Newt Gingrich blasts fellow right-wingers for dissing Nelson Mandela

Newt Gingrich

For all of his faults, former House Speaker Newt Gingrich has a curious knack for making sense every once in a while — sometimes even courageously.

Such is the case with the passing of Nelson Mandela, as Ta-Nahisi Coates explains HERE:

I think this is a fairly noteworthy statement from Newt Gingrich on Mandela’s passing that should get some airing. Gingrich is addressing the rather disgraceful response to Mandela’s passing that we’ve seen in some quarters:

Some of the people who are most opposed to oppression from Washington attack Mandela when he was opposed to oppression in his own country. After years of preaching non-violence, using the political system, making his case as a defendant in court, Mandela resorted to violence against a government that was ruthless and violent in its suppression of free speech.

As Americans we celebrate the farmers at Lexington and Concord who used force to oppose British tyranny. We praise George Washington for spending eight years in the field fighting the British Army’s dictatorial assault on our freedom.

Patrick Henry said, “Give me liberty or give me death.”

Thomas Jefferson wrote and the Continental Congress adopted that “all men are created equal, and they are endowed by their Creator with certain unalienable rights, among which are life, liberty, and the pursuit of happiness.”

Doesn’t this apply to Nelson Mandela and his people?

Some conservatives say, ah, but he was a communist.

Actually Mandela was raised in a Methodist school, was a devout Christian, turned to communism in desperation only after South Africa was taken over by an extraordinarily racist government determined to eliminate all rights for blacks.

I would ask of his critics: where were some of these conservatives as allies against tyranny? Where were the masses of conservatives opposing Apartheid? In a desperate struggle against an overpowering government, you accept the allies you have just as Washington was grateful for a French monarchy helping him defeat the British.

I think it’s important to note that Gingrich’s position here is not particularly new. This is not an attempt to rewrite history, or claim someone in death whom Gingrich opposed in life. Newt Gingrich was among a cadre of conservatives who opposed the mainstream conservative stance on apartheid and ultimately helped override Reagan’s unconscionable veto of sanctions. At the time, Gingrich was allied with a group of young conservatives including Vin Weber looking to challenge Republican orthodoxy on South Africa. “South Africa has been able to depend on conservatives to treat them with benign neglect,” said Weber. “We served notice that, with the emerging generation of conservative leadership, that is not going to be the case.”


1 Comment

  1. Here’s more of Newt. Blasting those who think that Ronald Reagan turned a blind eye to Apartheid.
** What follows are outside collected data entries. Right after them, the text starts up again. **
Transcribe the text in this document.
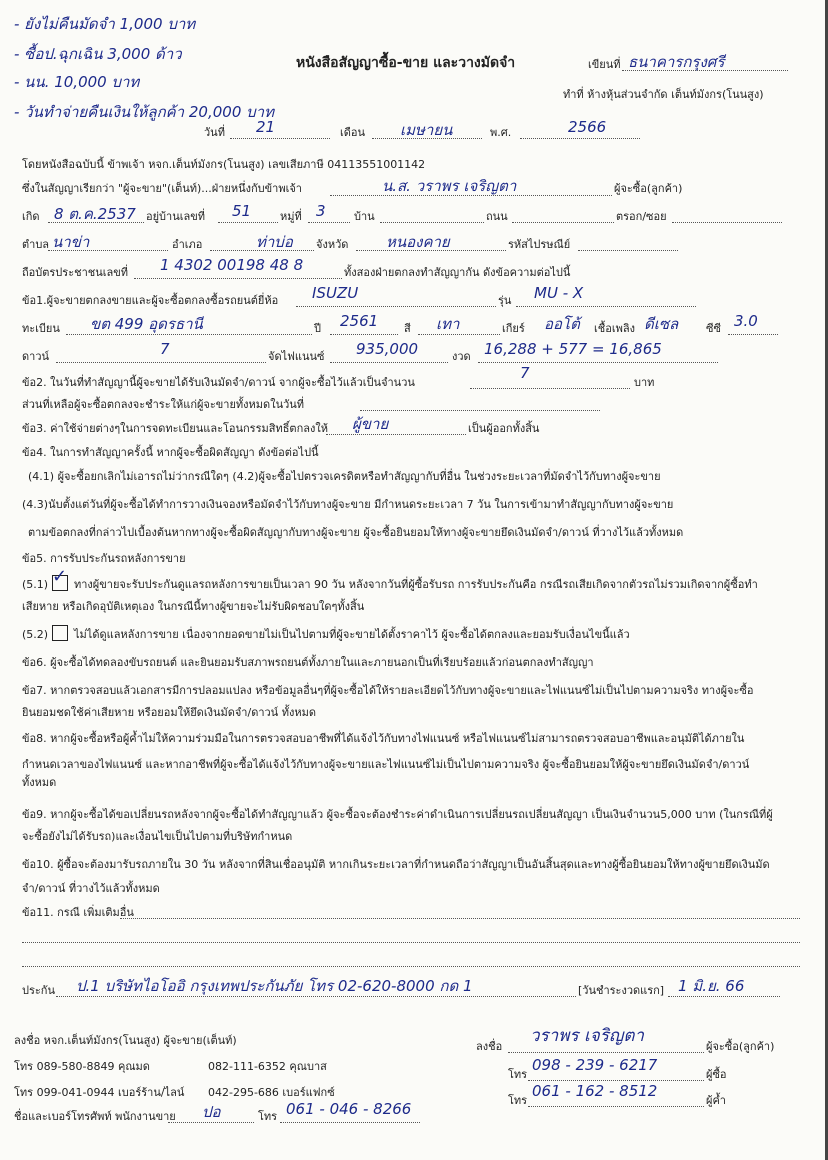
- ยังไม่คืนมัดจำ 1,000 บาท
- ซื้อป.ฉุกเฉิน 3,000 ด้าว
- นน. 10,000 บาท
- วันทำจ่ายคืนเงินให้ลูกค้า 20,000 บาท
หนังสือสัญญาซื้อ-ขาย และวางมัดจำ	เขียนที่ ธนาคารกรุงศรี
ทำที่ ห้างหุ้นส่วนจำกัด เต็นท์มังกร(โนนสูง)
วันที่ 21	เดือน เมษายน	พ.ศ.	2566
โดยหนังสือฉบับนี้ ข้าพเจ้า หจก.เต็นท์มังกร(โนนสูง) เลขเสียภาษี 04113551001142
ซึ่งในสัญญาเรียกว่า "ผู้จะขาย"(เต็นท์)...ฝ่ายหนึ่งกับข้าพเจ้า	น.ส. วราพร เจริญตา	ผู้จะซื้อ(ลูกค้า)
เกิด 8 ต.ค.2537 อยู่บ้านเลขที่ 51	หมู่ที่ 3	บ้าน	ถนน	ตรอก/ซอย
ตำบล นาข่า	อำเภอ	ท่าบ่อ จังหวัด	หนองคาย	รหัสไปรษณีย์
ถือบัตรประชาชนเลขที่ 1 4302 00198 48 8	ทั้งสองฝ่ายตกลงทำสัญญากัน ดังข้อความต่อไปนี้
ข้อ1.ผู้จะขายตกลงขายและผู้จะซื้อตกลงซื้อรถยนต์ยี่ห้อ ISUZU	รุ่น MU - X
ทะเบียน ขต 499 อุดรธานี	ปี 2561 สี เทา	เกียร์ ออโต้ เชื้อเพลิง ดีเซล	ซีซี 3.0
ดาวน์	7	จัดไฟแนนซ์ 935,000	งวด 16,288 + 577 = 16,865
ข้อ2. ในวันที่ทำสัญญานี้ผู้จะขายได้รับเงินมัดจำ/ดาวน์ จากผู้จะซื้อไว้แล้วเป็นจำนวน
7
บาท
ส่วนที่เหลือผู้จะซื้อตกลงจะชำระให้แก่ผู้จะขายทั้งหมดในวันที่
ข้อ3. ค่าใช้จ่ายต่างๆในการจดทะเบียนและโอนกรรมสิทธิ์ตกลงให้ ผู้ขาย	เป็นผู้ออกทั้งสิ้น
ข้อ4. ในการทำสัญญาครั้งนี้ หากผู้จะซื้อผิดสัญญา ดังข้อต่อไปนี้
(4.1) ผู้จะซื้อยกเลิกไม่เอารถไม่ว่ากรณีใดๆ (4.2)ผู้จะซื้อไปตรวจเครดิตหรือทำสัญญากับที่อื่น ในช่วงระยะเวลาที่มัดจำไว้กับทางผู้จะขาย
(4.3)นับตั้งแต่วันที่ผู้จะซื้อได้ทำการวางเงินจองหรือมัดจำไว้กับทางผู้จะขาย มีกำหนดระยะเวลา 7 วัน ในการเข้ามาทำสัญญากับทางผู้จะขาย
ตามข้อตกลงที่กล่าวไปเบื้องต้นหากทางผู้จะซื้อผิดสัญญากับทางผู้จะขาย ผู้จะซื้อยินยอมให้ทางผู้จะขายยึดเงินมัดจำ/ดาวน์ ที่วางไว้แล้วทั้งหมด
ข้อ5. การรับประกันรถหลังการขาย
(5.1) ✓ ทางผู้ขายจะรับประกันดูแลรถหลังการขายเป็นเวลา 90 วัน หลังจากวันที่ผู้ซื้อรับรถ การรับประกันคือ กรณีรถเสียเกิดจากตัวรถไม่รวมเกิดจากผู้ซื้อทำ
เสียหาย หรือเกิดอุบัติเหตุเอง ในกรณีนี้ทางผู้ขายจะไม่รับผิดชอบใดๆทั้งสิ้น
(5.2) ไม่ได้ดูแลหลังการขาย เนื่องจากยอดขายไม่เป็นไปตามที่ผู้จะขายได้ตั้งราคาไว้ ผู้จะซื้อได้ตกลงและยอมรับเงื่อนไขนี้แล้ว
ข้อ6. ผู้จะซื้อได้ทดลองขับรถยนต์ และยินยอมรับสภาพรถยนต์ทั้งภายในและภายนอกเป็นที่เรียบร้อยแล้วก่อนตกลงทำสัญญา
ข้อ7. หากตรวจสอบแล้วเอกสารมีการปลอมแปลง หรือข้อมูลอื่นๆที่ผู้จะซื้อได้ให้รายละเอียดไว้กับทางผู้จะขายและไฟแนนซ์ไม่เป็นไปตามความจริง ทางผู้จะซื้อ
ยินยอมชดใช้ค่าเสียหาย หรือยอมให้ยึดเงินมัดจำ/ดาวน์ ทั้งหมด
ข้อ8. หากผู้จะซื้อหรือผู้ค้ำไม่ให้ความร่วมมือในการตรวจสอบอาชีพที่ได้แจ้งไว้กับทางไฟแนนซ์ หรือไฟแนนซ์ไม่สามารถตรวจสอบอาชีพและอนุมัติได้ภายใน
กำหนดเวลาของไฟแนนซ์ และหากอาชีพที่ผู้จะซื้อได้แจ้งไว้กับทางผู้จะขายและไฟแนนซ์ไม่เป็นไปตามความจริง ผู้จะซื้อยินยอมให้ผู้จะขายยึดเงินมัดจำ/ดาวน์
ทั้งหมด
ข้อ9. หากผู้จะซื้อได้ขอเปลี่ยนรถหลังจากผู้จะซื้อได้ทำสัญญาแล้ว ผู้จะซื้อจะต้องชำระค่าดำเนินการเปลี่ยนรถเปลี่ยนสัญญา เป็นเงินจำนวน5,000 บาท (ในกรณีที่ผู้
จะซื้อยังไม่ได้รับรถ)และเงื่อนไขเป็นไปตามที่บริษัทกำหนด
ข้อ10. ผู้ซื้อจะต้องมารับรถภายใน 30 วัน หลังจากที่สินเชื่ออนุมัติ หากเกินระยะเวลาที่กำหนดถือว่าสัญญาเป็นอันสิ้นสุดและทางผู้ซื้อยินยอมให้ทางผู้ขายยึดเงินมัด
จำ/ดาวน์ ที่วางไว้แล้วทั้งหมด
ข้อ11. กรณี เพิ่มเติมอื่น
ประกัน ป.1 บริษัทไอโออิ กรุงเทพประกันภัย โทร 02-620-8000 กด 1	[วันชำระงวดแรก] 1 มิ.ย. 66
ลงชื่อ หจก.เต็นท์มังกร(โนนสูง) ผู้จะขาย(เต็นท์)
โทร 089-580-8849 คุณมด	082-111-6352 คุณบาส
โทร 099-041-0944 เบอร์ร้าน/ไลน์ 042-295-686 เบอร์แฟกซ์
ชื่อและเบอร์โทรศัพท์ พนักงานขาย ปอ	โทร 061 - 046 - 8266
ลงชื่อ
วราพร เจริญตา
ผู้จะซื้อ(ลูกค้า)
โทร
098 - 239 - 6217
ผู้ซื้อ
โทร
061 - 162 - 8512
ผู้ค้ำ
    After the surprisingly harsh response from some conservatives to my statement honoring President Nelson Mandela, I replied last week with a question to his critics: What would you have done, in his place, faced with a crushing apartheid regime determined to eliminate all rights for your race?

    Mandela, I pointed out, was fighting for the same freedoms we in America defend most forcefully. Those who don’t want to honor him seem to judge by a double standard.

    These critics on the right, however, are a relatively minor group. We heard no major conservative leaders or publications repeating their misguided claims.

    Compare that with the crass manner in which the mainstream left has seized on Mandela’s death to smear Ronald Reagan as having somehow “embraced” apartheid.

    Many of the Mandela remembrances have noted Reagan’s veto of economic sanctions against South Africa as well as the State Department’s addition of the African National Congress to the terrorist list — saying this proves Reagan supported apartheid.

    As someone who at the time was immersed in the debate over South Africa as a member of Congress, I can attest that this is a slanderous mischaracterization of the Reagan policy.

    Reagan’s chief concern in South Africa was to prevent the country from falling to communism, a priority in line with his chief foreign policy goal worldwide. But Reagan was also part of a new generation of conservatives who were committed to confronting apartheid after decades of what was frankly a disappointing lack of courage on the American right.

    Gathering for Mandela’s memorial A few dozen Republicans in Congress, I among them, were some of the first conservatives to approach the problem seriously. The climax of our effort in the House was passing economic sanctions against South Africa. As many liberal commentators have noted in the past few days, Reagan vetoed that bill, only to have Congress override his veto.

    But Reagan’s critics are wrong to say his opposition to economic sanctions made him pro-apartheid. He disagreed with our group of activist Republicans in Congress over tactics, not over the aim of ending the institution. The President was absolutely committed to that goal, even if some of our other conservative colleagues were not.

    Reagan “detested” apartheid, as he wrote in his diary and said publicly, but thought sanctions would be counterproductive to ending it. In particular, he believed punishing South Africa economically would only have “hurt the very blacks we’re trying to help.” This was a position Reagan shared with Gatsha Buthelezi, the head of the Zulus, among other black South Africans.